Wednesday, September 30, 2009

Hank O’Neal....


As a child in Texas, Hank O’Neal first experienced photography when he watched his father print his World War II photographs and family portraits in a kitchen darkroom. A few years later, in 1952, he won a Brownie Hawkeye in a drawing at a small grocery store and began taking and processing his own pictures. Child in Spacesuit, 1953, is a product of those times.

Twenty years later, in 1973, O’Neal had a better camera, his first book, The Eddie Condon Scrapbook of Jazz, was published, and he had his first modest photography show, Winona, Texas, at The Open Mind Gallery, in New York City. Just the year before, in 1972, O’Neal met Berenice Abbott and began a working relationship with her that lasted nineteen years. It was Abbott who convinced him of the merits of a large format view camera, suggesting that if he’d buy one, she’d teach him how to work it. He did and she did, in an abbreviated thirty-minute session.

Abbott advised O’Neal, “Don’t take photographs willy-nilly, you have to have a project.” About the same time, Bert Stern suggested there was equal merit in medium format cameras and gave O’Neal a spare Rolleiflex to prove the point. Now, equipped with a Leica, Nikon, Rolleiflex, and Deardorff, O’Neal paid attention to the wisdom of Abbott and others, and for the next three decades accumulated a large body of work.

Many of O’Neal’s photographs are often work-related, portraits for LP jackets and CD booklets, documenting recording sessions, illustrating books or producing booklets for his music festivals. Since 1971, he has produced over 200 LPs or CDs for his companies, Chiaroscuro Records and Hammond Music Enterprises. Since 1983, he and his partner, Shelley Shier have produced over one hundred music festivals, through their New York City-based production company, HOSS, Inc.

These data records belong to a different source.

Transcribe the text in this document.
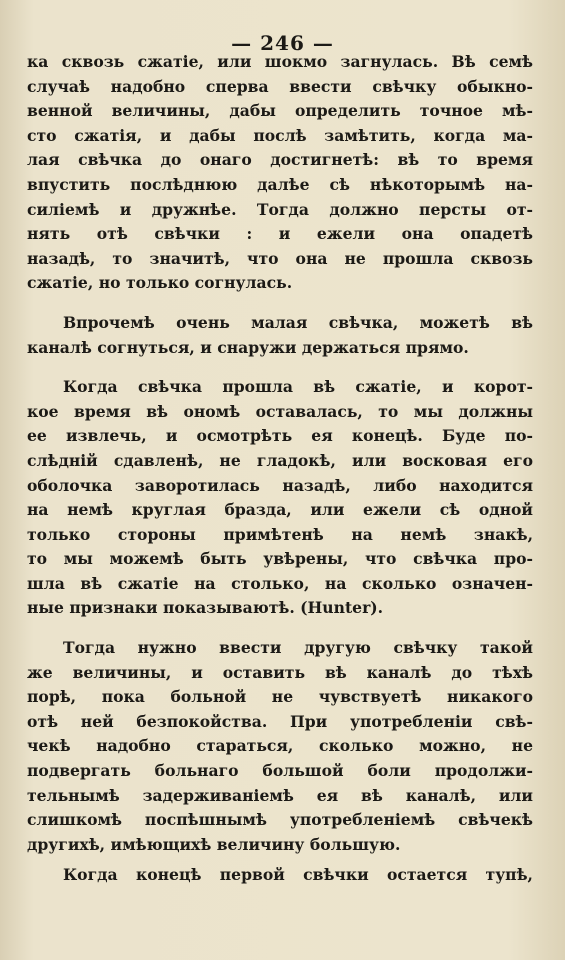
— 246 —
ка сквозь сжатiе, или шокмо загнулась. Вѣ семѣ
случаѣ надобно сперва ввести свѣчку обыкно-
венной величины, дабы определить точное мѣ-
сто сжатiя, и дабы послѣ замѣтить, когда ма-
лая свѣчка до онаго достигнетѣ: вѣ то время
впустить послѣднюю далѣе сѣ нѣкоторымѣ на-
силiемѣ и дружнѣе. Тогда должно персты от-
нять отѣ свѣчки : и ежели она опадетѣ
назадѣ, то значитѣ, что она не прошла сквозь
сжатiе, но только согнулась.
Впрочемѣ очень малая свѣчка, можетѣ вѣ
каналѣ согнуться, и снаружи держаться прямо.
Когда свѣчка прошла вѣ сжатiе, и корот-
кое время вѣ ономѣ оставалась, то мы должны
ее извлечь, и осмотрѣть ея конецѣ. Буде по-
слѣднiй сдавленѣ, не гладокѣ, или восковая его
оболочка заворотилась назадѣ, либо находится
на немѣ круглая бразда, или ежели сѣ одной
только стороны примѣтенѣ на немѣ знакѣ,
то мы можемѣ быть увѣрены, что свѣчка про-
шла вѣ сжатiе на столько, на сколько означен-
ные признаки показываютѣ. (Hunter).
Тогда нужно ввести другую свѣчку такой
же величины, и оставить вѣ каналѣ до тѣхѣ
порѣ, пока больной не чувствуетѣ никакого
отѣ ней безпокойства. При употребленiи свѣ-
чекѣ надобно стараться, сколько можно, не
подвергать больнаго большой боли продолжи-
тельнымѣ задерживанiемѣ ея вѣ каналѣ, или
слишкомѣ поспѣшнымѣ употребленiемѣ свѣчекѣ
другихѣ, имѣющихѣ величину большую.
Когда конецѣ первой свѣчки остается тупѣ,
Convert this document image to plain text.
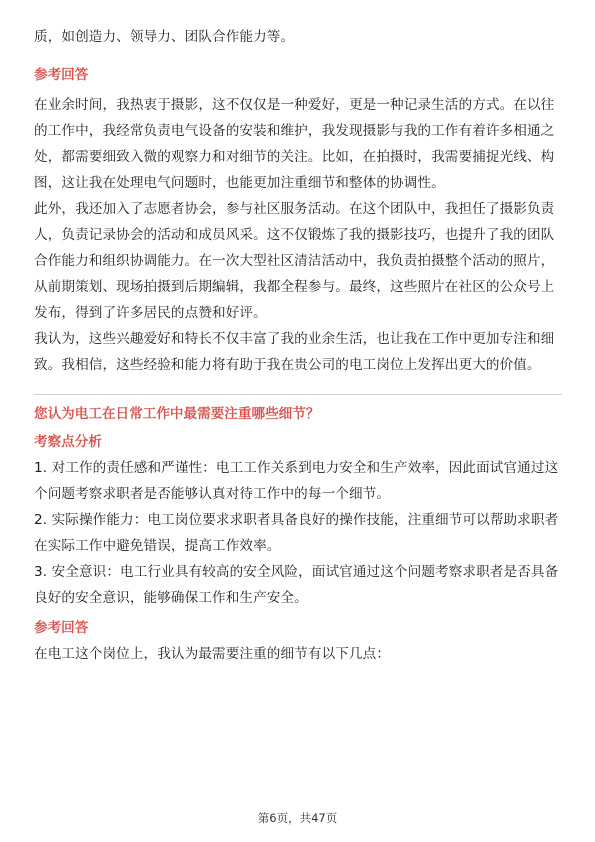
质，如创造力、领导力、团队合作能力等。

参考回答

在业余时间，我热衷于摄影，这不仅仅是一种爱好，更是一种记录生活的方式。在以往的工作中，我经常负责电气设备的安装和维护，我发现摄影与我的工作有着许多相通之处，都需要细致入微的观察力和对细节的关注。比如，在拍摄时，我需要捕捉光线、构图，这让我在处理电气问题时，也能更加注重细节和整体的协调性。

此外，我还加入了志愿者协会，参与社区服务活动。在这个团队中，我担任了摄影负责人，负责记录协会的活动和成员风采。这不仅锻炼了我的摄影技巧，也提升了我的团队合作能力和组织协调能力。在一次大型社区清洁活动中，我负责拍摄整个活动的照片，从前期策划、现场拍摄到后期编辑，我都全程参与。最终，这些照片在社区的公众号上发布，得到了许多居民的点赞和好评。

我认为，这些兴趣爱好和特长不仅丰富了我的业余生活，也让我在工作中更加专注和细致。我相信，这些经验和能力将有助于我在贵公司的电工岗位上发挥出更大的价值。

您认为电工在日常工作中最需要注重哪些细节？

考察点分析

1. 对工作的责任感和严谨性：电工工作关系到电力安全和生产效率，因此面试官通过这个问题考察求职者是否能够认真对待工作中的每一个细节。

2. 实际操作能力：电工岗位要求求职者具备良好的操作技能，注重细节可以帮助求职者在实际工作中避免错误，提高工作效率。

3. 安全意识：电工行业具有较高的安全风险，面试官通过这个问题考察求职者是否具备良好的安全意识，能够确保工作和生产安全。

参考回答

在电工这个岗位上，我认为最需要注重的细节有以下几点：

第6页，共47页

O’Neal has also published a number of books and monographs, including the now classic work on the Farm Security Administration, A Vision Shared – A Portrait of America and Its People 1935 – 1943 and the landmark study of his friend, Berenice Abbott – American Photographer. His own photographs appeared in a variety of books and publications, most recently in 1997 in the award-winning book, The Ghosts of Harlem and Hank O’Neal Portraits 1971 – 2000. In 2009 Vanderbilt University Press published an English Language edition of The Ghosts Of Harlem and in 2008 Steidl issued Berenice Abbott, the ultimate statement regarding the work of this noted American photographer.


Cab Calloway In addition to the musical and photographic interests, O’Neal’s other activities are as varied as the subject matter of his photographs. He received a BA from Syracuse University in 1962, and was well on his way to an MA, when, in 1963, he was snared by the Central Intelligence Agency, with whom he was associated until 1976. While he was with this organization, he also served on active duty in the US Army, rising to the rank of Captain.

O’Neal came to New York City from Washington, D.C. in 1967 and still resides in Greenwich Village. He joined the faculty of The New School University in 1970 and remains affiliated with the school as as a member of the Board of Advisors of the Jazz and Contemporary Music Program. During the 1970s, he was associated with the modern dance company, Choreographer’s Theater, for whom he not only created sound and visual collages, but also, on occasion, danced. In the same decade, he built and operated two recording studios in Greenwich Village. During the years 1983 through 1995, he was an advisor to the Justice Department and is currently on the Board of Directors of various arts organizations, galleries and corporations, most prominently the Jazz Foundation of America/Jazz Musician’s Emergency Fund, The Jazz Gallery and the National Jazz Museum In Harlem.